Now today we exchange the kids, W was late as always.. I said goodbye to the kids
I'm curious.. why do you drop-off the kids? Most I know do it the other way. That way, if the other parent's late for pick-up, you and your kids are chilling in your house. Second, why do you tolerate lateness? My custody schedule has direct remedies, but others I know record tardies and seek relief if it's excessive.
Originally Posted by Pack19
W: I want to know everything that happens to my children when they are with you Me (here I interrupted her): You are talking to me in a disrespectful tone, I am leaving W: Don't behave like a child! Me: No, I am behaving like an adult and I will not listen to you if you speak to me like this. Wife did not change the tone. I turned around and left towards the car. As I moved away she shouted from the door "You are a son of a b*tch! I want to know everything related to my kids when they are with you" (All of this with both children there next to her)
Wow, I'm surprised and impressed. Is this Pack's thread?? Good job on setting and sticking to a boundary!
Originally Posted by Pack19
About sharing information on the kids. I don't want to use the children as a reason to contact her, but now she comes to me with all these shouts about knowing everything that concerns the kids when they are with me. My thoughts are, look W, I never wanted a D, I never wanted a broken family but if this is how our lives are going to be, a D with shared custody means just that, I will give you no explanations when they are with me as I will not ask for them when they are with you. Am I right in thinking this way?

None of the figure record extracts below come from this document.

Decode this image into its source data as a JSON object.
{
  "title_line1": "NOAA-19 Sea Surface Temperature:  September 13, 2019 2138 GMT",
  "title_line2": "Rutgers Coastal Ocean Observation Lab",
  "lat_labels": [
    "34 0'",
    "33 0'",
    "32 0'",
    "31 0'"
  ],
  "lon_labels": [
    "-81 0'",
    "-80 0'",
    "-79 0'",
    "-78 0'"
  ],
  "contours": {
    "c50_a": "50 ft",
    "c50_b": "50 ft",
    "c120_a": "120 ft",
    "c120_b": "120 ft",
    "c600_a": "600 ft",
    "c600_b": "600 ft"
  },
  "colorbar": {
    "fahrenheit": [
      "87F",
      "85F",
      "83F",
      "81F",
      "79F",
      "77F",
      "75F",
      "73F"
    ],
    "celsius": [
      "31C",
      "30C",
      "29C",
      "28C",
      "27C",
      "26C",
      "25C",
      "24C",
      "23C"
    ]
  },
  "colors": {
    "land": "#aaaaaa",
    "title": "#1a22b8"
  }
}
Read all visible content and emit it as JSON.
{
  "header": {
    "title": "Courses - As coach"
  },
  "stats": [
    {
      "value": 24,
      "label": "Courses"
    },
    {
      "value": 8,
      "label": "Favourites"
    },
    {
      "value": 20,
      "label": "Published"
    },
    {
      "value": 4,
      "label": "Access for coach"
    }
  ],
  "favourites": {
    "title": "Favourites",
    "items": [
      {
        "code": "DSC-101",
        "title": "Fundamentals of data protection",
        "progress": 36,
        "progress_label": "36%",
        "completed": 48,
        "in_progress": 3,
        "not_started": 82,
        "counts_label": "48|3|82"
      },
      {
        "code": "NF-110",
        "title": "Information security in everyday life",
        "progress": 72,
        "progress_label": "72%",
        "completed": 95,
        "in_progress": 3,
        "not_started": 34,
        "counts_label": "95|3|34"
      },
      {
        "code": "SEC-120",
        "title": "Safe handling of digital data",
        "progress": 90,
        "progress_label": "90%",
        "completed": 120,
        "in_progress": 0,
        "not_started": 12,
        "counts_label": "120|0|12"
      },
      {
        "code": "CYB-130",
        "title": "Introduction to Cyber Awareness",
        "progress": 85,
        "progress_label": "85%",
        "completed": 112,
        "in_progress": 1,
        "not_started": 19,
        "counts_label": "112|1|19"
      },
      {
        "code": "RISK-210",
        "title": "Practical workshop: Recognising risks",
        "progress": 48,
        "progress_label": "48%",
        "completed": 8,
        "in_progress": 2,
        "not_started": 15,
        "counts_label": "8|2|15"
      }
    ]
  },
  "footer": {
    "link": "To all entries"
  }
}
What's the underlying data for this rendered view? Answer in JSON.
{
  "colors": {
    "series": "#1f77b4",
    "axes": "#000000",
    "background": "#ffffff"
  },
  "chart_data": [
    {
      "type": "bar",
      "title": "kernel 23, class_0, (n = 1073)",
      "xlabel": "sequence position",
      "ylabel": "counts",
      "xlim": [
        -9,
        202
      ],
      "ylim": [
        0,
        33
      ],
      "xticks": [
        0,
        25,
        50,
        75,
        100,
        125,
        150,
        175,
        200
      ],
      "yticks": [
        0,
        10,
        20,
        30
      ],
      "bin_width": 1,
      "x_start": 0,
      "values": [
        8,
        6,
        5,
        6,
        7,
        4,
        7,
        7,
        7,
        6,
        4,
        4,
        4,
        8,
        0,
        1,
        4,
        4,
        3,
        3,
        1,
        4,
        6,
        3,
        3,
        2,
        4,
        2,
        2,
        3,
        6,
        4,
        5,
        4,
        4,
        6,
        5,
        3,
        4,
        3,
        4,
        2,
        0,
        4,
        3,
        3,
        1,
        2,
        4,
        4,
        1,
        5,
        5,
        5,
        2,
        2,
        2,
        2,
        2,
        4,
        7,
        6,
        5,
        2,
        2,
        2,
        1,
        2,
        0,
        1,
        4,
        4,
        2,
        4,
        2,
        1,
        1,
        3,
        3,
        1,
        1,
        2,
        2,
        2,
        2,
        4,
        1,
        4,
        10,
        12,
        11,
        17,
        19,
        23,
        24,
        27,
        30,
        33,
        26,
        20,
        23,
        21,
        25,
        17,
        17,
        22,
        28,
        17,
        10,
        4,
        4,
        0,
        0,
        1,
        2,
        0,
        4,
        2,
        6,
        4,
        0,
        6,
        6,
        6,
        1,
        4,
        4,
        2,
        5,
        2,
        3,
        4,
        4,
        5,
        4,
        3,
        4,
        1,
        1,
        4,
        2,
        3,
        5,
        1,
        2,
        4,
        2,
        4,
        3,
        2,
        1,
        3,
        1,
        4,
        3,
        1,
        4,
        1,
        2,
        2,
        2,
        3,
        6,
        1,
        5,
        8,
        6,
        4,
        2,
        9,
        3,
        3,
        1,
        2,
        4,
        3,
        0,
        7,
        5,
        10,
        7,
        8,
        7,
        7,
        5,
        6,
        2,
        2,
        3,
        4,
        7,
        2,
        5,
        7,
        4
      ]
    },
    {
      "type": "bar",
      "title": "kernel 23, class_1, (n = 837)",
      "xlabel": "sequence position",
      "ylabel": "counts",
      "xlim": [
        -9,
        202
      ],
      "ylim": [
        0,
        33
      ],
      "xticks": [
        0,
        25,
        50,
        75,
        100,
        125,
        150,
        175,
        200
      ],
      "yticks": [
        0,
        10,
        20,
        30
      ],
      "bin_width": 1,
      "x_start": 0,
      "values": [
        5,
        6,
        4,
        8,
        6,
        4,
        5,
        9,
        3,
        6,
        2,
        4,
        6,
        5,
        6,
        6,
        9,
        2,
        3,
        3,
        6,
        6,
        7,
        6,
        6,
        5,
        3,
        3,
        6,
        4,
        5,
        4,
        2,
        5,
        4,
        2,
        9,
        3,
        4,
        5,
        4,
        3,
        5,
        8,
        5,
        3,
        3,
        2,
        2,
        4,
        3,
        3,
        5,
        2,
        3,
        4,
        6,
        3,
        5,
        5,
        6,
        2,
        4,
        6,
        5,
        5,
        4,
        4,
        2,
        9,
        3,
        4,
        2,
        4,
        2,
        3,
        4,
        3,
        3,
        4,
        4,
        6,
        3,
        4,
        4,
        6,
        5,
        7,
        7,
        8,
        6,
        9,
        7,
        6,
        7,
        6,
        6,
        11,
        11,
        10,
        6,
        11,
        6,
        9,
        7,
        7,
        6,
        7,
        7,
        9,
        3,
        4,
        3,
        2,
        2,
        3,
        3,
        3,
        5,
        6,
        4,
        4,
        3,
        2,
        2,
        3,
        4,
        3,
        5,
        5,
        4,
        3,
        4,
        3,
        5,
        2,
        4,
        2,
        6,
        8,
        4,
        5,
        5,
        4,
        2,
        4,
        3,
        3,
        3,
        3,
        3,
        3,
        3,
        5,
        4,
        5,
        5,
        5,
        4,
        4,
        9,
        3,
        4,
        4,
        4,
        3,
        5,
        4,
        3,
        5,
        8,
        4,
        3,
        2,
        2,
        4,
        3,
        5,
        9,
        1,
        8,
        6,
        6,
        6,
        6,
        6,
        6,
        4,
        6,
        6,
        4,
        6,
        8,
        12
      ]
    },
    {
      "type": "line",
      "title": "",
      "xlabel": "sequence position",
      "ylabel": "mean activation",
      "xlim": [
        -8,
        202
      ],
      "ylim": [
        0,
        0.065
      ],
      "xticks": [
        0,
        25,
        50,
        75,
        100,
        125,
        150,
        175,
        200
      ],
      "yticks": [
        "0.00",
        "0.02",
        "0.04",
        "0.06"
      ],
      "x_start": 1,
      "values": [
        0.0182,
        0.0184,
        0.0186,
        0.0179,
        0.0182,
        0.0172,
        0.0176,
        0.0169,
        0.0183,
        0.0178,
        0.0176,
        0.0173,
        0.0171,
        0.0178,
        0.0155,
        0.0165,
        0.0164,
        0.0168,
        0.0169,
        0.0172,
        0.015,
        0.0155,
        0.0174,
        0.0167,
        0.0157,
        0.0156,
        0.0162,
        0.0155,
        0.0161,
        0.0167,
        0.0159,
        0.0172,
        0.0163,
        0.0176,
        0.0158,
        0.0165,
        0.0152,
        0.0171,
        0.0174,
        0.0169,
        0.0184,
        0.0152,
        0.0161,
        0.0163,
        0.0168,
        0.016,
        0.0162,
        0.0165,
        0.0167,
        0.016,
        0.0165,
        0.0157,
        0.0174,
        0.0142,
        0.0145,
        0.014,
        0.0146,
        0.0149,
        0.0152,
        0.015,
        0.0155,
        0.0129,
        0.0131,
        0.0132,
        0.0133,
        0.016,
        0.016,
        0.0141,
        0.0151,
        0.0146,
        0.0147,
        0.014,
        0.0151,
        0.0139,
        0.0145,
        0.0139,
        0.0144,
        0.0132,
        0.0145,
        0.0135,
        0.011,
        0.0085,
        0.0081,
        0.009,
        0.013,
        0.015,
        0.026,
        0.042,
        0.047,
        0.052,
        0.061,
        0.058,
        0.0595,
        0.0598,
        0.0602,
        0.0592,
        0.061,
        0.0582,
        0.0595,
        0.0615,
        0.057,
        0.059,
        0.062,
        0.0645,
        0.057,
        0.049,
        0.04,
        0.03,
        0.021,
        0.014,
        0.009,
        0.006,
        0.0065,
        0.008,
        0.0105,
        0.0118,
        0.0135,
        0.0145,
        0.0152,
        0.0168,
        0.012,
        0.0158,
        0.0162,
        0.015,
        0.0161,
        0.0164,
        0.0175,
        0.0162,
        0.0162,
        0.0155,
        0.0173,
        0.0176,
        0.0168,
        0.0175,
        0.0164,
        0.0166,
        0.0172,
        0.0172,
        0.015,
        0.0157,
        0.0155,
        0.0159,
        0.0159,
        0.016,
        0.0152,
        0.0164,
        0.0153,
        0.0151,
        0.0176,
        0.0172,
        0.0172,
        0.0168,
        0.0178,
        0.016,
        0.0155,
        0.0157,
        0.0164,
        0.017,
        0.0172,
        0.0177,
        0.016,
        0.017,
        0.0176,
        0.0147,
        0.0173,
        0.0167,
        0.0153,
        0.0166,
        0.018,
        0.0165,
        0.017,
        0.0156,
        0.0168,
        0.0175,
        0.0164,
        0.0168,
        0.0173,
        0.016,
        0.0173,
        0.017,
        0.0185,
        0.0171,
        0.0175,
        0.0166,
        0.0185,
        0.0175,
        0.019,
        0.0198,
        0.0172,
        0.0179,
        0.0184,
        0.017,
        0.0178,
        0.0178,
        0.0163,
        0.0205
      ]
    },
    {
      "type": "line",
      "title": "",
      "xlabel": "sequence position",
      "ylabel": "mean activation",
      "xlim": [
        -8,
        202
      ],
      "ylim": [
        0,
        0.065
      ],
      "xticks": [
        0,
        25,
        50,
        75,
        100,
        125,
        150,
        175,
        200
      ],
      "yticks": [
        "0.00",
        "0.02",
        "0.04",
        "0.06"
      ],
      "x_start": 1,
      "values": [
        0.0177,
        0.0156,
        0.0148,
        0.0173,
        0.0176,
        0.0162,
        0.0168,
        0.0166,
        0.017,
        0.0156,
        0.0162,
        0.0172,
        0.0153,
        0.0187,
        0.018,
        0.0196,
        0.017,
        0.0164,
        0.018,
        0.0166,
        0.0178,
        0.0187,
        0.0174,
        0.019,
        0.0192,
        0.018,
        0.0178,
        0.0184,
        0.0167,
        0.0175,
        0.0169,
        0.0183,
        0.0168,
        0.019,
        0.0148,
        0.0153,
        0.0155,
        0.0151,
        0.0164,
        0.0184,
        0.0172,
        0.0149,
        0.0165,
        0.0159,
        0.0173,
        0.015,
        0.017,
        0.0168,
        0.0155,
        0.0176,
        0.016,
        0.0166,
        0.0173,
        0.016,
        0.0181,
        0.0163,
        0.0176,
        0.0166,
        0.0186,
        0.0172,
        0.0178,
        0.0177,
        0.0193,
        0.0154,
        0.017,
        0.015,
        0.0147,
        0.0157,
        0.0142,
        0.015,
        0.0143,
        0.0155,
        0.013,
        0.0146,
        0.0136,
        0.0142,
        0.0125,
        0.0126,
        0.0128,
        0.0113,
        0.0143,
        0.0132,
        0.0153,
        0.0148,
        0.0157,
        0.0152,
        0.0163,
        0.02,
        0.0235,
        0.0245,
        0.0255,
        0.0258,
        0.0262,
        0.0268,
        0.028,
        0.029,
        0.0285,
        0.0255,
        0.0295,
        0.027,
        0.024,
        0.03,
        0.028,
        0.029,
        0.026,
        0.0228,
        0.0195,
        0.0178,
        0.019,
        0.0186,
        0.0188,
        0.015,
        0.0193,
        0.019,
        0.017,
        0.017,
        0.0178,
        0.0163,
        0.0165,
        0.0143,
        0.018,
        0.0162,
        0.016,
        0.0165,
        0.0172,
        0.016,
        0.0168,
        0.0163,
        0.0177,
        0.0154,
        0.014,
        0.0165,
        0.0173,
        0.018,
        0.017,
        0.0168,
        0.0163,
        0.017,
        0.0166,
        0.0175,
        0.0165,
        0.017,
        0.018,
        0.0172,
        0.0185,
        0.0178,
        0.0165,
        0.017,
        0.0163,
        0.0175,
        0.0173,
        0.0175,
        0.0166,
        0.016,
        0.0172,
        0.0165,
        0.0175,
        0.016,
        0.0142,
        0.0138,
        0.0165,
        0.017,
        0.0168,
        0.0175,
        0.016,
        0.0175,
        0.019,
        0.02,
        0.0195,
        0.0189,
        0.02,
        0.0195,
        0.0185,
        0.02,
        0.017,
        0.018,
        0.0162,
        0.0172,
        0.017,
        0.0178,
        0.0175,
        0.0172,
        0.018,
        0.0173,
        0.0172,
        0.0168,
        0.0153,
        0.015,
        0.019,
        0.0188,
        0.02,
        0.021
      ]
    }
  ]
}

Agreed! I inform my ex-wife about major dates--e.g., school conferences, performances, and promotions. She'd know instantly if the kids were seriously hurt. However, being divorced means you don't know what's happening to your kids every minute of every day. Both parents are competent adults. If they're not, well, you file reports with organizations like Child Protective Services to have your grievances addressed. My boss doesn't get to micro-manage me or receive hourly reports. I won't accept those from an ex. There's nothing vengeful in that for me. It just doesn't sound helpful for the kids or like a groove I'd enjoy.